I AM A FUGITIVE FROM A CHAIN GANG
The year 1932 was probably the most desperate faced by the American people since the end of the Civil War. With the nation mired in an economic depression for which there was no end in sight, unemployment growing to ever more unprecedented levels, and a government that seemed totally unable to make any effective response to the disaster, it was a bleak time indeed.
Rarely has the mood of a year been so accurately reflected in a feature film as the hopelessness of 1932 was in director Mervyn LeRoy's I Am a Fugitive from a Chain Gang. Based on the story of a man, Robert Elliot Burns, who had escaped from a Georgia chain gang, the movie is a forceful expose of the brutal conditions on southern chain gangs. Screenings were banned in Georgia, and the state unsuccessfully sued Warner Brothers for libel. But this powerful film turned out to be much more: a mirror held up to a nation's outlook at the depth of the Great Depression. In it, a veteran of World War I with great ambition, James Allen (Paul Muni), returns from the war and finds an ungrateful nation and no suitable work. He drifts around the country and is wrongly arrested in a robbery in a southern state that is not named. Put on a chain gang, Allen is harshly treated. Eventually, with the assistance of a black prisoner, Allen escapes from the hell of lashings and total dehumanization.

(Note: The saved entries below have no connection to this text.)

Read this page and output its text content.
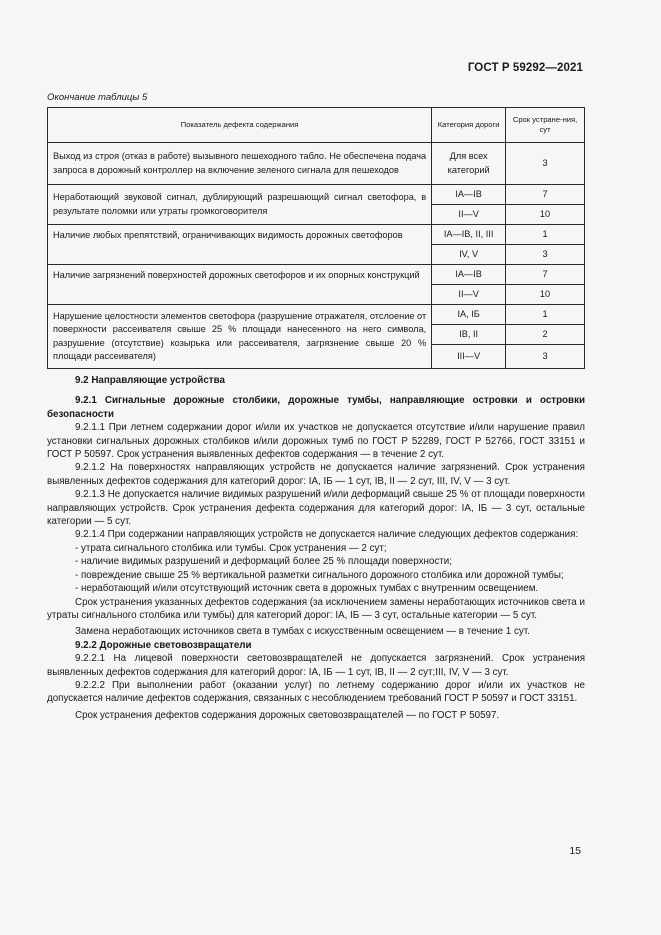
ГОСТ Р 59292—2021
Окончание таблицы 5
Показатель дефекта содержания	Категория дороги	Срок устране-ния, сут
Выход из строя (отказ в работе) вызывного пешеходного табло. Не обеспечена подача запроса в дорожный контроллер на включение зеленого сигнала для пешеходов	Для всех категорий	3
Неработающий звуковой сигнал, дублирующий разрешающий сигнал светофора, в результате поломки или утраты громкоговорителя	IA—IB	7
	II—V	10
Наличие любых препятствий, ограничивающих видимость дорожных светофоров	IA—IB, II, III	1
	IV, V	3
Наличие загрязнений поверхностей дорожных светофоров и их опорных конструкций	IA—IB	7
	II—V	10
Нарушение целостности элементов светофора (разрушение отражателя, отслоение от поверхности рассеивателя свыше 25 % площади нанесенного на него символа, разрушение (отсутствие) козырька или рассеивателя, загрязнение свыше 20 % площади рассеивателя)	IA, IБ	1
	IB, II	2
	III—V	3

9.2 Направляющие устройства

9.2.1 Сигнальные дорожные столбики, дорожные тумбы, направляющие островки и островки безопасности

9.2.1.1 При летнем содержании дорог и/или их участков не допускается отсутствие и/или нарушение правил установки сигнальных дорожных столбиков и/или дорожных тумб по ГОСТ Р 52289, ГОСТ Р 52766, ГОСТ 33151 и ГОСТ Р 50597. Срок устранения выявленных дефектов содержания — в течение 2 сут.

9.2.1.2 На поверхностях направляющих устройств не допускается наличие загрязнений. Срок устранения выявленных дефектов содержания для категорий дорог: IA, IБ — 1 сут, IB, II — 2 сут, III, IV, V — 3 сут.

9.2.1.3 Не допускается наличие видимых разрушений и/или деформаций свыше 25 % от площади поверхности направляющих устройств. Срок устранения дефекта содержания для категорий дорог: IA, IБ — 3 сут, остальные категории — 5 сут.

9.2.1.4 При содержании направляющих устройств не допускается наличие следующих дефектов содержания:

- утрата сигнального столбика или тумбы. Срок устранения — 2 сут;

- наличие видимых разрушений и деформаций более 25 % площади поверхности;

- повреждение свыше 25 % вертикальной разметки сигнального дорожного столбика или дорожной тумбы;

- неработающий и/или отсутствующий источник света в дорожных тумбах с внутренним освещением.

Срок устранения указанных дефектов содержания (за исключением замены неработающих источников света и утраты сигнального столбика или тумбы) для категорий дорог: IA, IБ — 3 сут, остальные категории — 5 сут.

Замена неработающих источников света в тумбах с искусственным освещением — в течение 1 сут.

9.2.2 Дорожные световозвращатели

9.2.2.1 На лицевой поверхности световозвращателей не допускается загрязнений. Срок устранения выявленных дефектов содержания для категорий дорог: IA, IБ — 1 сут, IB, II — 2 сут;III, IV, V — 3 сут.

9.2.2.2 При выполнении работ (оказании услуг) по летнему содержанию дорог и/или их участков не допускается наличие дефектов содержания, связанных с несоблюдением требований ГОСТ Р 50597 и ГОСТ 33151.

Срок устранения дефектов содержания дорожных световозвращателей — по ГОСТ Р 50597.

15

During the prosperous 1920s, Allen James, as he now calls himself, achieves great success as an architect—the sort of "man's job," building something, that he had originally said he wanted. He becomes a pillar of the community, but he is betrayed by an evil woman who learns his secret, blackmails him into marrying her, cheats on him, and finally exposes him.

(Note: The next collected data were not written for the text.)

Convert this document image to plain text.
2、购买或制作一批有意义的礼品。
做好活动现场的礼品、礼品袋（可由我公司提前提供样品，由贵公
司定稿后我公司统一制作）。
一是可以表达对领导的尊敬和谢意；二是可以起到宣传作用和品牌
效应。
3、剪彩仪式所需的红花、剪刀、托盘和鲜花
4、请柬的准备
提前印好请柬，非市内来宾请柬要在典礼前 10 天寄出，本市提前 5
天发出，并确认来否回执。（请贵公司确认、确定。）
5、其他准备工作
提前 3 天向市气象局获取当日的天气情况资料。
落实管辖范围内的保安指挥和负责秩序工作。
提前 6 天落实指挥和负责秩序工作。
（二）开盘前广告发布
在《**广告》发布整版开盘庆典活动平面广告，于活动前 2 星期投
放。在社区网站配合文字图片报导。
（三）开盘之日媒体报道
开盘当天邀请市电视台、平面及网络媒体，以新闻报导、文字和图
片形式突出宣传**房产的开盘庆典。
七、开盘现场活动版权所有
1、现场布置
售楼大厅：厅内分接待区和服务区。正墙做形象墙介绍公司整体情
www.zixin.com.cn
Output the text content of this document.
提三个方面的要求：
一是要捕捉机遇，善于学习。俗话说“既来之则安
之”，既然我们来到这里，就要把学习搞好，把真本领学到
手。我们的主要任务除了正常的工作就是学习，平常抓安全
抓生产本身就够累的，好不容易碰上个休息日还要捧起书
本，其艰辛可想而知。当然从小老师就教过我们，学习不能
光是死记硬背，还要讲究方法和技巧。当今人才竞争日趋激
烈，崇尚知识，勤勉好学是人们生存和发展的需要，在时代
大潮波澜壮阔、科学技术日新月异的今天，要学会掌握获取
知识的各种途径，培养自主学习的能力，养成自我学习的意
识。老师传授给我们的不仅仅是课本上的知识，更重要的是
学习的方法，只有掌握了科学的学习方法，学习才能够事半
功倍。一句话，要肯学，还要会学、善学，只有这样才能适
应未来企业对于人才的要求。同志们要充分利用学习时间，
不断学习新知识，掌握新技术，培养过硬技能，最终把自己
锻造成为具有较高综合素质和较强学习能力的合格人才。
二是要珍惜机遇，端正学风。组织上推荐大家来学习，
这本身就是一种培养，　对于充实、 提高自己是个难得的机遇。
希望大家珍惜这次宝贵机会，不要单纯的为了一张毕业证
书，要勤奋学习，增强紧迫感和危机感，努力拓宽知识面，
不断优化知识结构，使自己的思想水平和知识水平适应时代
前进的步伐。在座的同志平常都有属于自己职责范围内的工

Jim voluntarily returns to the state where he experienced a living hell because the authorities assure him he'll only have to do a few months of "easy time." Instead, the state authorities send him back to the chain gang. In a memorable statement reflective of widespread public attitudes toward government in the last year of the Herbert Hoover administration, Allen complains bitterly, "The state's promise didn't mean anything. It was all lies!"

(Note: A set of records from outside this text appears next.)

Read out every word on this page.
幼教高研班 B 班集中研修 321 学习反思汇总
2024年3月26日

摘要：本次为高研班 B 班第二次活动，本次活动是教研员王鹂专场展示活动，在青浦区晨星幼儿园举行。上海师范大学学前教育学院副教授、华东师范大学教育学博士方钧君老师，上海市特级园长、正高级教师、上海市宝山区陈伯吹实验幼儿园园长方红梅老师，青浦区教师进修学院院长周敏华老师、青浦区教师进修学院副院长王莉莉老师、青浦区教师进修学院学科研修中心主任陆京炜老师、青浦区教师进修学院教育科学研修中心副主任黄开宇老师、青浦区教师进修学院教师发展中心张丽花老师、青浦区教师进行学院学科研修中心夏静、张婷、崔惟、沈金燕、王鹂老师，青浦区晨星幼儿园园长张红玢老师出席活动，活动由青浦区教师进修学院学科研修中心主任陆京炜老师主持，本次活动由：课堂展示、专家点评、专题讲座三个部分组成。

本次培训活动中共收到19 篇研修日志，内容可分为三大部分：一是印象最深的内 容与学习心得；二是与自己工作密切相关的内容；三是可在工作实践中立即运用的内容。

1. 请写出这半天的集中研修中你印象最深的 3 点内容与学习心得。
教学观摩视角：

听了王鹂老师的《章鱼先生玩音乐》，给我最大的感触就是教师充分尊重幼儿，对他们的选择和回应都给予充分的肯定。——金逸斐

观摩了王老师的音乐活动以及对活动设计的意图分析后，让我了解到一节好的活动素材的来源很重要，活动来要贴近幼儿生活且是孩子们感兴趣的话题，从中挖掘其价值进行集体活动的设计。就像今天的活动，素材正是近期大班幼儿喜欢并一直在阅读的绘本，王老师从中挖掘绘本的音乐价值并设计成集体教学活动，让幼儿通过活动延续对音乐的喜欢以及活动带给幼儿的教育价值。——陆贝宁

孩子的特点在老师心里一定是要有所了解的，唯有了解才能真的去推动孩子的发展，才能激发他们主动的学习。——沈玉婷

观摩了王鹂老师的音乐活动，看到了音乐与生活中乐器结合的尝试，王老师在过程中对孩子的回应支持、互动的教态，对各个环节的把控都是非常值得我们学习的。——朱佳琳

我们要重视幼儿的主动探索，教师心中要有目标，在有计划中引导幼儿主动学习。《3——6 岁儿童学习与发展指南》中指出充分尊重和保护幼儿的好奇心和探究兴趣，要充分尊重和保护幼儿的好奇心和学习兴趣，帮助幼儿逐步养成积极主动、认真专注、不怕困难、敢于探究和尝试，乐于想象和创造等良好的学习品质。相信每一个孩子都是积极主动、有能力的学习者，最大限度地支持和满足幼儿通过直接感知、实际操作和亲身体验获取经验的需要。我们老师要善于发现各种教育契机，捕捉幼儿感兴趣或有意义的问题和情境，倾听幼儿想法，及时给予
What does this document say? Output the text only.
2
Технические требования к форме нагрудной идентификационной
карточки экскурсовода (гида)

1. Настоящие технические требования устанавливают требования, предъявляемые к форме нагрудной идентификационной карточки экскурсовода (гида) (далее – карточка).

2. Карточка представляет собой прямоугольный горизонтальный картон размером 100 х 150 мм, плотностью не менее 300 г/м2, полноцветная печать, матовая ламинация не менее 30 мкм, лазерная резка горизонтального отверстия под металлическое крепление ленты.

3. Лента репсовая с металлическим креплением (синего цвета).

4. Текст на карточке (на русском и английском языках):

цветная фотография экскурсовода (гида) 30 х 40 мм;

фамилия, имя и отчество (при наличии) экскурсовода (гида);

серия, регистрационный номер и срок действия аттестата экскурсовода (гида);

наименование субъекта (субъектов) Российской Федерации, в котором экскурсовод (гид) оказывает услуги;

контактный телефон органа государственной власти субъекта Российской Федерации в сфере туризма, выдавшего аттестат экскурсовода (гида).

The protagonist escapes again, but this time, as a hunted man, he has to subsist in ways similar to those to which many Depression victims resorted. In the unforgettable closing scene, Muni's character, hovering in the shadows and seeming animalistic, answers the question "How do you live?" with a desperate, hopeless: "I steal!" Such a situation was all too understandable in much of America in 1932.
BIBLIOGRAPHY
Baxter, John. Hollywood in the Thirties. 1968.
Bergman, Andrew. We're in the Money: Depression America and Its Films. 1971.
McElvaine, Robert S. The Great Depression: America, 1929–1941. 1984, 1993.
Pells, Richard H. Radical Visions and American Dreams: Culture and Social Thought in the Depression Years. 1973.